Notice

Au printemps 1956, l’exclusion de son établissement d’un élève ayant voulu s’asseoir à coté d’une élève européenne provoque une « grève » des autres élèves.

Les documents y faisant référence sont conservés aux Archives Nationales d’Outre-Mer, fonds du gouvernement général de l’Afrique équatoriale française, GG AEF 5D 234.

Extrait du bulletin d’information des services de sécurité de l’A.E.F du 15 février 1956, GGAEF 5D 234

La vie sociale – Oubangui-Chari

Bangui – a/s d’une grève de collégiens.

Le 27 janvier les écoliers africains du Collège Emile Gentil se sont mis en grève pour protester contre l’exclusion temporaire d’un de leurs camarades. Au moment du repas de midi, les demi-pensionnaires africains ont quitté le réfectoire sans manger et sont rentrés chez eux.

Conseillés par le jeune Pascal DARLAN neveu du Conseiller de l’Union Française, les collégiens ont fait intervenir les parlementaires à qui ils ont au préalable exposé les griefs qui ont motivé leur départ. Les nombreuses raisons invoquées, pour la plupart non fondées et empreintes d’un certain racisme, font ressortir l’état d’esprit des « meneurs » de la grève.

Malgré les interventions du député BOGANDA et du Conseiller Antoine DARLAN, seuls une trentaine d’élèves ont repris les cours dans l’après-midi du 30 janvier. Le 31 janvier, le nombre des présents est tombé à 19.

Il ne fait aucun doute que, dans cette manifestation, la grande majorité des élèves, a suivi par crainte de représailles, la loi de quelques meneurs. La plupart des parents ou correspondants ignoraient que leurs enfants avaient quitté le collège. Ils ne l’ont appris qu’en recevant du Directeur une demande d’explications sur les causes de l’absence de leurs enfants.

L’opinion publique européenne juge sévèrement la conduite de ces « gamins » qui ont fait intervenir les parlementaires du Territoire, alors que les parents se désintéressent totalement de leur activité scolaire.

Extrait d’une note administrative, non signée, non datée, relative au 27 janvier 1956, GG AEF 5D 234

Un incident plus important éclata au Collège Émile Gentil, le vendredi, 27 janvier. La veille, en étude de consignés, un élève africain, PEWUA, avait été surpris se déplaçant pour aller s’installer à côté d’une élève européenne. Comme il avait été puni fréquemment depuis le début de l’année scolaire, il fut traduit en conseil de discipline et exclu du collège pour huit jours. La sanction pouvait effectivement paraitre disproportionnée avec les faits. Elle donna lieu en tout cas à une manifestation collective des boursiers africains, sans aucun préavis, sans qu’aucune d’eux ne songe à s’adresser préalablement à la direction de l’établissement.

Le 27 janvier, soudain, tous les boursiers africains quittèrent le réfectoire et partirent en ville.
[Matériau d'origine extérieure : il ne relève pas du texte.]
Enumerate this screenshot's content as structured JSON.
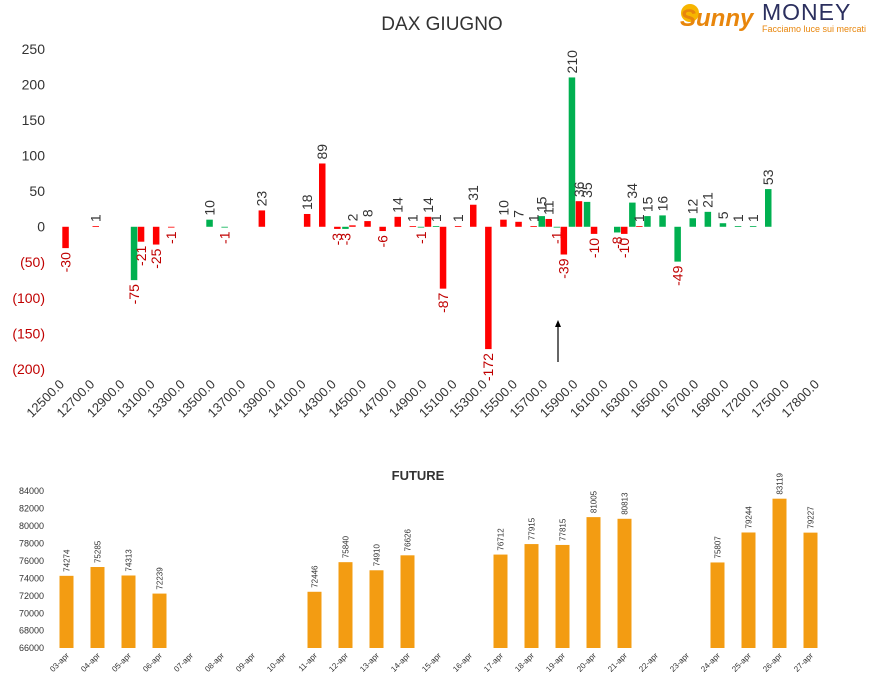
{
  "logo": {
    "brand": "Sunny",
    "name": "MONEY",
    "tagline": "Facciamo luce sui mercati"
  },
  "chart_data": [
    {
      "type": "bar",
      "title": "DAX GIUGNO",
      "categories": [
        "12500.0",
        null,
        "12700.0",
        null,
        "12900.0",
        null,
        "13100.0",
        null,
        "13300.0",
        null,
        "13500.0",
        null,
        "13700.0",
        null,
        "13900.0",
        null,
        "14100.0",
        null,
        "14300.0",
        null,
        "14500.0",
        null,
        "14700.0",
        null,
        "14900.0",
        null,
        "15100.0",
        null,
        "15300.0",
        null,
        "15500.0",
        null,
        "15700.0",
        null,
        "15900.0",
        null,
        "16100.0",
        null,
        "16300.0",
        null,
        "16500.0",
        null,
        "16700.0",
        null,
        "16900.0",
        null,
        "17200.0",
        null,
        "17500.0",
        null,
        "17800.0"
      ],
      "series": [
        {
          "color": "#00b050",
          "values": [
            null,
            null,
            null,
            null,
            null,
            -75,
            null,
            null,
            null,
            null,
            10,
            -1,
            null,
            null,
            null,
            null,
            null,
            null,
            null,
            -3,
            null,
            null,
            null,
            null,
            -1,
            1,
            null,
            null,
            null,
            null,
            null,
            null,
            15,
            -1,
            210,
            35,
            null,
            -8,
            34,
            15,
            16,
            -49,
            12,
            21,
            5,
            1,
            1,
            53,
            null,
            null,
            null
          ]
        },
        {
          "color": "#ff0000",
          "values": [
            -30,
            null,
            1,
            null,
            null,
            -21,
            -25,
            -1,
            null,
            null,
            null,
            null,
            null,
            23,
            null,
            null,
            18,
            89,
            -3,
            2,
            8,
            -6,
            14,
            1,
            14,
            -87,
            1,
            31,
            -172,
            10,
            7,
            1,
            11,
            -39,
            36,
            -10,
            null,
            -10,
            1,
            null,
            null,
            null,
            null,
            null,
            null,
            null,
            null,
            null,
            null,
            null,
            null
          ]
        }
      ],
      "ylim": [
        -200,
        250
      ],
      "yticks": [
        {
          "value": -200,
          "label": "(200)"
        },
        {
          "value": -150,
          "label": "(150)"
        },
        {
          "value": -100,
          "label": "(100)"
        },
        {
          "value": -50,
          "label": "(50)"
        },
        0,
        50,
        100,
        150,
        200,
        250
      ],
      "negative_color": "#c00000",
      "grid": false
    },
    {
      "type": "bar",
      "title": "FUTURE",
      "categories": [
        "03-apr",
        "04-apr",
        "05-apr",
        "06-apr",
        "07-apr",
        "08-apr",
        "09-apr",
        "10-apr",
        "11-apr",
        "12-apr",
        "13-apr",
        "14-apr",
        "15-apr",
        "16-apr",
        "17-apr",
        "18-apr",
        "19-apr",
        "20-apr",
        "21-apr",
        "22-apr",
        "23-apr",
        "24-apr",
        "25-apr",
        "26-apr",
        "27-apr"
      ],
      "series": [
        {
          "color": "#f39c12",
          "values": [
            74274,
            75285,
            74313,
            72239,
            null,
            null,
            null,
            null,
            72446,
            75840,
            74910,
            76626,
            null,
            null,
            76712,
            77915,
            77815,
            81005,
            80813,
            null,
            null,
            75807,
            79244,
            83119,
            79227
          ]
        }
      ],
      "ylim": [
        66000,
        84000
      ],
      "yticks": [
        66000,
        68000,
        70000,
        72000,
        74000,
        76000,
        78000,
        80000,
        82000,
        84000
      ],
      "grid": false
    }
  ]
}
BOGANDA était absent : ils se dirigèrent chez DARLAN qui comptait l’un de ses neveux parmi les manifestants. Immédiatement, les élèves mirent au cause des mesures discriminatoires soit disant prises au Collège, les élèves africains se plaignant d’être séparés des élèves européens et plus mal traités. Les faits qu’ils citèrent furent reconnus faux à l’exception d’un seul : en cas d’absence d’un professeur ou d’un vide dans l’emploi du temps, les élèves africains étaient effectivement dans une étude, les élèves européens dans une autre. L’administration du collège invoqua des motifs de pure administration dans cette organisation mais remédia aussitôt à ce système cependant critiquable.

La grève des collégiens dura jusqu’au jeudi 2 février, non sans que le lundi il y eut une velléité de reprise accompagnée de manifestations déplacées devant le Collège : quelques meneurs, élèves de seconde et première, brimèrent les plus jeunes et les obligèrent à les suivre, instituant même ce qu’on pourrait appeler des piquets de grève. L’intervention de l’association des parents d’élèves, un appel à la responsabilité des parents et des correspondants des boursiers ramenèrent le calme et aucun incident n’a été noté depuis le 3 février.

Il ne convient pas moins de noter l’espèce d’amertume passionnée dont certains des collégiens ont fait preuve.

Au surplus, comme chez toute population insuffisamment développée, l’enfant qui fait ses études joue dans sa famille et même hors de celle-ci un rôle beaucoup plus important qu’il n’est appelé à le faire dans un vieux pays. Il est, au milieu de semi-ignorants, celui qui apprend, celui qui sait ; d’où l’importance relative qui revêt une manifestation de ce genre.

Elle est la démonstration de l’extrême sensibilité de la population oubanguienne et de la rapidité avec laquelle un incident banal est encore transposé sur le plan racial.